But it wasn’t all “shiny, happy, funny.” You created some very provocative imagery, like staging Tupac as a slave on a cotton field.

Well, real artists take chances and risks and they don’t worry about the repercussions or the correctness of things. Tupac did not have to ask a publicist if it was okay, because Tupac was an artist. Artists understand things and connect. But, boy, it was super hard to get certain pictures made, it was not easy! Collaborations of any kind are a risk on my part, believe me!

How come?

There were some real serious publicity machines going on back then! That’s when it all started, when I was working at Vanity Fair and Rolling Stone — there were some heavy duty publicists out to get me — they wanted to destroy me! (Laughs) Look, if Marilyn Monroe, during her shoot with Bert Stern, had her publicist in the room, we would have never had those incredible photographs of her from “The Last Sitting,” right before she died. If she had a manager there, he’d be freaking out, “Marilyn, your nipples are showing!”

Are you still able to nurture a photographer-muse bond nowadays, or have celebrities become more unapproachable?

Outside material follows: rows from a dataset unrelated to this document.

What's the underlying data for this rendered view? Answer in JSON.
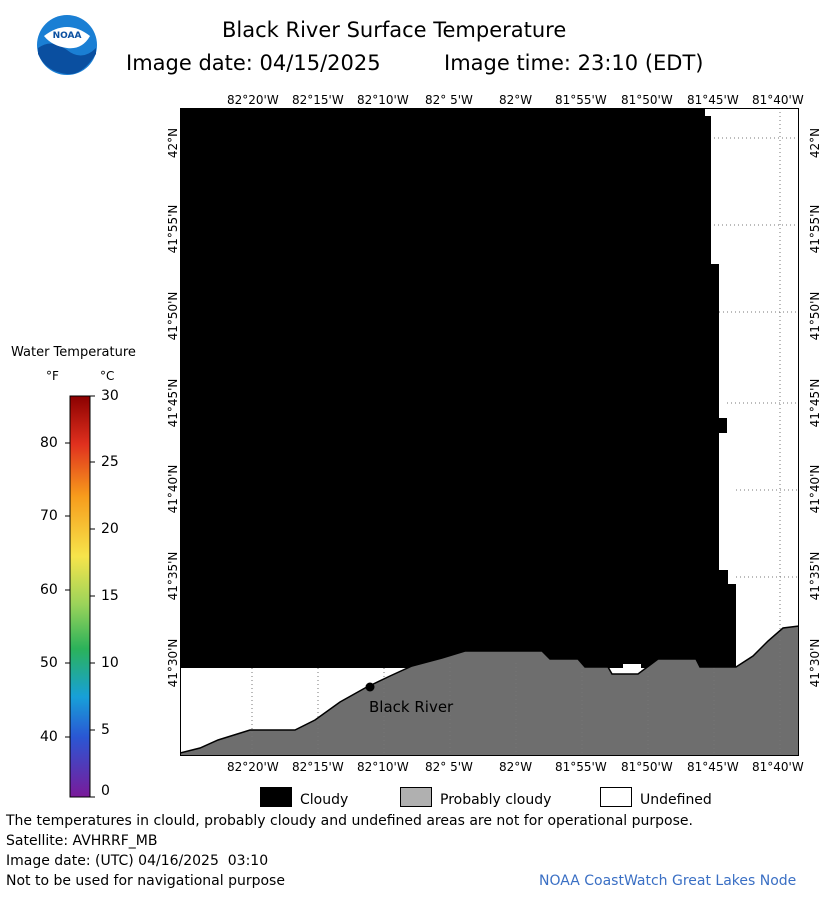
{
  "header": {
    "title": "Black River Surface Temperature",
    "image_date_label": "Image date: 04/15/2025",
    "image_time_label": "Image time: 23:10 (EDT)",
    "logo_text": "NOAA"
  },
  "map": {
    "lon_labels": [
      "82°20'W",
      "82°15'W",
      "82°10'W",
      "82° 5'W",
      "82°W",
      "81°55'W",
      "81°50'W",
      "81°45'W",
      "81°40'W"
    ],
    "lat_labels": [
      "42°N",
      "41°55'N",
      "41°50'N",
      "41°45'N",
      "41°40'N",
      "41°35'N",
      "41°30'N"
    ],
    "place_label": "Black River",
    "colors": {
      "cloudy": "#000000",
      "probably_cloudy": "#6e6e6e",
      "undefined": "#ffffff"
    }
  },
  "colorbar": {
    "title": "Water Temperature",
    "unit_f": "°F",
    "unit_c": "°C",
    "f_ticks": [
      "80",
      "70",
      "60",
      "50",
      "40"
    ],
    "c_ticks": [
      "30",
      "25",
      "20",
      "15",
      "10",
      "5",
      "0"
    ]
  },
  "legend": {
    "cloudy": "Cloudy",
    "probably_cloudy": "Probably cloudy",
    "undefined": "Undefined"
  },
  "footer": {
    "disclaimer": "The temperatures in clould, probably cloudy and undefined areas are not for operational purpose.",
    "satellite": "Satellite: AVHRRF_MB",
    "utc_date": "Image date: (UTC) 04/16/2025  03:10",
    "nav_warning": "Not to be used for navigational purpose",
    "credit": "NOAA CoastWatch Great Lakes Node"
  }
}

Actually, I think it’s gotten better now, believe it or not. With the Internet and with much more imagery out there, people are a lot more open. People like Kanye West, as they’ve gotten older, they understand that good photographers don’t grow on trees, and they want to collaborate with artists that make interesting statements that haven’t been seen before. It’s a really good time for that!But when celebrities start talking about themselves as “brands”— my eyes glaze over and I just kind of want to run back to Maui and sit in a jungle! (Laughs) Like, Oh my God! Fuck it all, let’s make art!